Autore di tredici romanzi (il quattordicesimo è in gestazione) e di oltre un centinaio di racconti, Raul Montanari è il padre del post-noir, una narrativa di tensione che fa a meno di indagini e detective.

Prima domanda di rito: scrivere perché? Come e quando è nata in Lei questa esigenza?

Si scrive sempre per esprimere un dissenso, perché si è arrabbiati col mondo o con quel pezzetto di mondo con cui siamo a contatto. Ho cominciato nell’adolescenza, come tutti. La cosa che mi ha incoraggiato a continuare è stato vedere che i miei primi racconti erano sempre letti fino in fondo.

Come scrive? Penna e carta, moleskine sempre dietro e appunti al volo, oppure rigorosamente tutto a video, computer portatile, ipad, iphone, miniregistratore?

Prendo appunti come e dove posso, perché le idee sono preziose: a volte sono già buone così come arrivano, altre volte sono sbagliate o stupide, ma possono fare da ponte verso idee buone. La scrittura vera e propria solo al computer, perché la mia grafia è orribile e faticosa sia per me sia per chi legge.

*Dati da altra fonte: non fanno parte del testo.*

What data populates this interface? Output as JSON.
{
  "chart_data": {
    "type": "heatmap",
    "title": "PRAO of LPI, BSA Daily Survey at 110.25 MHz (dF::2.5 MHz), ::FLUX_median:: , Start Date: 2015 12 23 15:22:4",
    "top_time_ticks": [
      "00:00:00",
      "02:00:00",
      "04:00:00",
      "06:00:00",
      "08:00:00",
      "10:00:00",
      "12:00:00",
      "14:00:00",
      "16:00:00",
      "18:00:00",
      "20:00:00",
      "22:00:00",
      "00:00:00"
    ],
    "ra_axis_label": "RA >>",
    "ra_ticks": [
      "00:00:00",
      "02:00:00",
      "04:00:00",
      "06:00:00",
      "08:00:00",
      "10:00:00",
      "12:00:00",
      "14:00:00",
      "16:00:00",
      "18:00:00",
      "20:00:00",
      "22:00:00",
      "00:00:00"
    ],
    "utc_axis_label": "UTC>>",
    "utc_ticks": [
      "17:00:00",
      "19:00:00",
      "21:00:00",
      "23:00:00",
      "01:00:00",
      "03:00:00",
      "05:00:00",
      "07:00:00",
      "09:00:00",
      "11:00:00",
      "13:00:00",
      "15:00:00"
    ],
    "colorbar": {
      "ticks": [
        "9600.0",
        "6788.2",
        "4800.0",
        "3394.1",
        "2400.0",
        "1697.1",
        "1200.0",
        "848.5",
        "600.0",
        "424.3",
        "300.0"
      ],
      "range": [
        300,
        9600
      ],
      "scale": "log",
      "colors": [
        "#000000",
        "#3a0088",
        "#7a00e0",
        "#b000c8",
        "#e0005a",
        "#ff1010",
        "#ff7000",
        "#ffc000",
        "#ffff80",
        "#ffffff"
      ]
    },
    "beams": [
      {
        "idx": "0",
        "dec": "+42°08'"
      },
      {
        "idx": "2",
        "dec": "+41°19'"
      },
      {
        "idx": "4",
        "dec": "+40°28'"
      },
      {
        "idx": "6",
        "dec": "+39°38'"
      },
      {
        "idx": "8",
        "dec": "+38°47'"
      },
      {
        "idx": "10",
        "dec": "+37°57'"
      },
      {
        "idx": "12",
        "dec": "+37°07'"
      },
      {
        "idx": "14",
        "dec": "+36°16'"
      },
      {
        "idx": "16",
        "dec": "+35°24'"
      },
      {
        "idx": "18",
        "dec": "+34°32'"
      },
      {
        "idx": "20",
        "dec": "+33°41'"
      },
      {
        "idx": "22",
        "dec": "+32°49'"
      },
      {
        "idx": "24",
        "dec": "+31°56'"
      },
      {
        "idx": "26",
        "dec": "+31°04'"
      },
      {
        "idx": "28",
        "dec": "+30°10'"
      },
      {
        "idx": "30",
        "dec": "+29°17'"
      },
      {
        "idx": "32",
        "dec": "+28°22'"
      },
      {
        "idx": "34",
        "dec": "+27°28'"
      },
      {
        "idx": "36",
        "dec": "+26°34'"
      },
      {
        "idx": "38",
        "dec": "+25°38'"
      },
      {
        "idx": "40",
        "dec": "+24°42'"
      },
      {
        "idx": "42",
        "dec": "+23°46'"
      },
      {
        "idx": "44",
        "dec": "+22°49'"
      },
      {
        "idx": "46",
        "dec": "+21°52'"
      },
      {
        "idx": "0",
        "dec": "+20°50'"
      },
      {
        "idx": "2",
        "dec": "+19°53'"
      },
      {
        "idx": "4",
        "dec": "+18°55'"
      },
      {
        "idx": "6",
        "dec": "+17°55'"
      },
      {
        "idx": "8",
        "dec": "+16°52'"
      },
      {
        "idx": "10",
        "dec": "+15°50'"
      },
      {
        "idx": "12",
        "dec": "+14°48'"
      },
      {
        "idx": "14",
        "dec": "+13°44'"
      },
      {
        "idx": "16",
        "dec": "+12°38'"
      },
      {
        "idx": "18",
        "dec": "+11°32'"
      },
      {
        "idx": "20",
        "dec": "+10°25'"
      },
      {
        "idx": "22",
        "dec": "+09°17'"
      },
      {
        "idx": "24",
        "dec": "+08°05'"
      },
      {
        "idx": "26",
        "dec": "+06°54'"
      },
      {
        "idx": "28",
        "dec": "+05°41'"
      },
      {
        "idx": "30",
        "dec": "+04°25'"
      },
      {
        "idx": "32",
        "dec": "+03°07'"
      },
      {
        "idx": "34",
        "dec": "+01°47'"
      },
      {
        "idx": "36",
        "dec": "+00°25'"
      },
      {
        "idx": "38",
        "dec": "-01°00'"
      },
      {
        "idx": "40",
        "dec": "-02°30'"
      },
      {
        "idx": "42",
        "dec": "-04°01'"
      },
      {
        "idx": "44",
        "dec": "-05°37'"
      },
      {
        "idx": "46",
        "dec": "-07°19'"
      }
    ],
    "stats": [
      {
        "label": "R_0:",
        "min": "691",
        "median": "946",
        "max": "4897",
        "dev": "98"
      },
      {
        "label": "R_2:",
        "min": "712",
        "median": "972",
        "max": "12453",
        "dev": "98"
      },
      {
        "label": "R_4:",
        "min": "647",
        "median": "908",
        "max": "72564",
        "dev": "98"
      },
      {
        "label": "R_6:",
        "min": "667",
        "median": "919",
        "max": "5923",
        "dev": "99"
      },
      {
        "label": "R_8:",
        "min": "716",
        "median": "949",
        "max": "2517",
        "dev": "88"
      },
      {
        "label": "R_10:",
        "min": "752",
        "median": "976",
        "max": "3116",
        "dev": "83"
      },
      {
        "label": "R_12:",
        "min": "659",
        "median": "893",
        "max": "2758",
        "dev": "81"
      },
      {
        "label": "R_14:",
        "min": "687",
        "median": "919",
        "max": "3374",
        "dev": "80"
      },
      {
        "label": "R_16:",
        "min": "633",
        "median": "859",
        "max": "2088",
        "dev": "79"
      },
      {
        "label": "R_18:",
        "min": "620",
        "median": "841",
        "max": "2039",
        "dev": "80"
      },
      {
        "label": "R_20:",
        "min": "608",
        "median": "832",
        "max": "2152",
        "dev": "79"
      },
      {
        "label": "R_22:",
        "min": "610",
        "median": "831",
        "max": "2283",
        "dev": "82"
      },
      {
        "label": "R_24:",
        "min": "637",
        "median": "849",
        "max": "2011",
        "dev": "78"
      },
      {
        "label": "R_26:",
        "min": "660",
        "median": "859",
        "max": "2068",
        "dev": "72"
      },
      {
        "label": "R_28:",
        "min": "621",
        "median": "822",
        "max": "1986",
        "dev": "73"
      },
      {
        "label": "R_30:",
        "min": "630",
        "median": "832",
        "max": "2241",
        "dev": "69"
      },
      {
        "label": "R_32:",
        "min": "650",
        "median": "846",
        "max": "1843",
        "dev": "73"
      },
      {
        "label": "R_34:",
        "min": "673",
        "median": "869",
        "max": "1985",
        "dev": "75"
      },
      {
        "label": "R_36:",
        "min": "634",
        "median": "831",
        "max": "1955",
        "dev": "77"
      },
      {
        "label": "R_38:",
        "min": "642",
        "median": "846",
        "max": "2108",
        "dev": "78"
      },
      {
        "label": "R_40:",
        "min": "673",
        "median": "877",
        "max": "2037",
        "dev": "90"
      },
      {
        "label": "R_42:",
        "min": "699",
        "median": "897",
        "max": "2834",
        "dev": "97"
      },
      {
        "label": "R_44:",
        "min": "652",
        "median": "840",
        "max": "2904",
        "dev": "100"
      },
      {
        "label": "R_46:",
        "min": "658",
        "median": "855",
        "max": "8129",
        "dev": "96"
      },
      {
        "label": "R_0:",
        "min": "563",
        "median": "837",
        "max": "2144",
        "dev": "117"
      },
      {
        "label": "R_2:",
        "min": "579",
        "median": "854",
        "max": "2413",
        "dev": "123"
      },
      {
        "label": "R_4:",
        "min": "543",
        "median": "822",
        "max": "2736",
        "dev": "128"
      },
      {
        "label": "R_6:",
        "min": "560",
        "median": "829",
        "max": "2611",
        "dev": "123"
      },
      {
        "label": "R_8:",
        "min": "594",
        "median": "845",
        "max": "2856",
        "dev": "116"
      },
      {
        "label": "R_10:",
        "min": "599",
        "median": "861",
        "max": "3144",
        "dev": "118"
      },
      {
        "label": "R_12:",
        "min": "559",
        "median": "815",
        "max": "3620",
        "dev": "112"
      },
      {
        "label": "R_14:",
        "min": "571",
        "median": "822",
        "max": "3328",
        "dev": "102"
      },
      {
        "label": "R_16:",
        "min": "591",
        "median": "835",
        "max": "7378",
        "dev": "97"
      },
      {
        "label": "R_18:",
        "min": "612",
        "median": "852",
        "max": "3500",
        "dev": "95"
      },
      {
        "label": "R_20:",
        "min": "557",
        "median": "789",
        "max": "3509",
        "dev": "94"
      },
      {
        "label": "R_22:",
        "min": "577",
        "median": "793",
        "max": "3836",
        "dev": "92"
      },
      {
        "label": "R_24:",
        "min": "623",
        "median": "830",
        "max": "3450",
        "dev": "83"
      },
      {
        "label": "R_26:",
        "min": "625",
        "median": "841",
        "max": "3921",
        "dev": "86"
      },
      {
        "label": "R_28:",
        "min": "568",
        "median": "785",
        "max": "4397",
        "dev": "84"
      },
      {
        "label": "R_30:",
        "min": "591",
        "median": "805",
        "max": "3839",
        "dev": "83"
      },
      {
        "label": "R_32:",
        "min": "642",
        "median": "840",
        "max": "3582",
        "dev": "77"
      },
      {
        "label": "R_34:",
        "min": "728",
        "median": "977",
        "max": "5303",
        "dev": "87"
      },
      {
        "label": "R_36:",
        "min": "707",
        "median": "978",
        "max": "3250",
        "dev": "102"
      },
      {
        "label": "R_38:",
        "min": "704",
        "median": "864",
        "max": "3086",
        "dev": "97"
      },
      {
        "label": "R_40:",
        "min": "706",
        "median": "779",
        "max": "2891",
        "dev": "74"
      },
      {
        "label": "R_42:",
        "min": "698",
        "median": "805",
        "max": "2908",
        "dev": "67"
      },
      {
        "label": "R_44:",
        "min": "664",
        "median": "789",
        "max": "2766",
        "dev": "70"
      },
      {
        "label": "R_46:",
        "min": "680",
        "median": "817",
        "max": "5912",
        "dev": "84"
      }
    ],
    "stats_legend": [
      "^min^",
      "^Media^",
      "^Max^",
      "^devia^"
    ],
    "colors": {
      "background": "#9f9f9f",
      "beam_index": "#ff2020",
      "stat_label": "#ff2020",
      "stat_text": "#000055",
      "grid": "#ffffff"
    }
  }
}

C’è un momento particolare nella giornata in cui predilige scrivere?

Il momento della giornata in cui qualunque cosa mi riesce meglio, attività sessuali incluse, è il secondo pomeriggio, diciamo dalle quattro alle otto. Spesso però scrivo di mattina e subito dopo pranzo, così nel secondo pomeriggio posso dedicarmi ad altro (incluso quanto sopra).

Scrivere per lei ha un significato intimo e particolare?

Mi piacerebbe dire che è un lavoro come un altro, ma onestamente non è vero. In questa attività c’è un coinvolgimento fortissimo e anche un po’ morboso dell’Io. Invecchiando e accumulando libri, il rapporto con la scrittura diventa più rilassato… ma mica poi tanto.

Quello che scrive le piace sempre fin dal primo istante? E’ mai arrivato a detestare un suo scritto?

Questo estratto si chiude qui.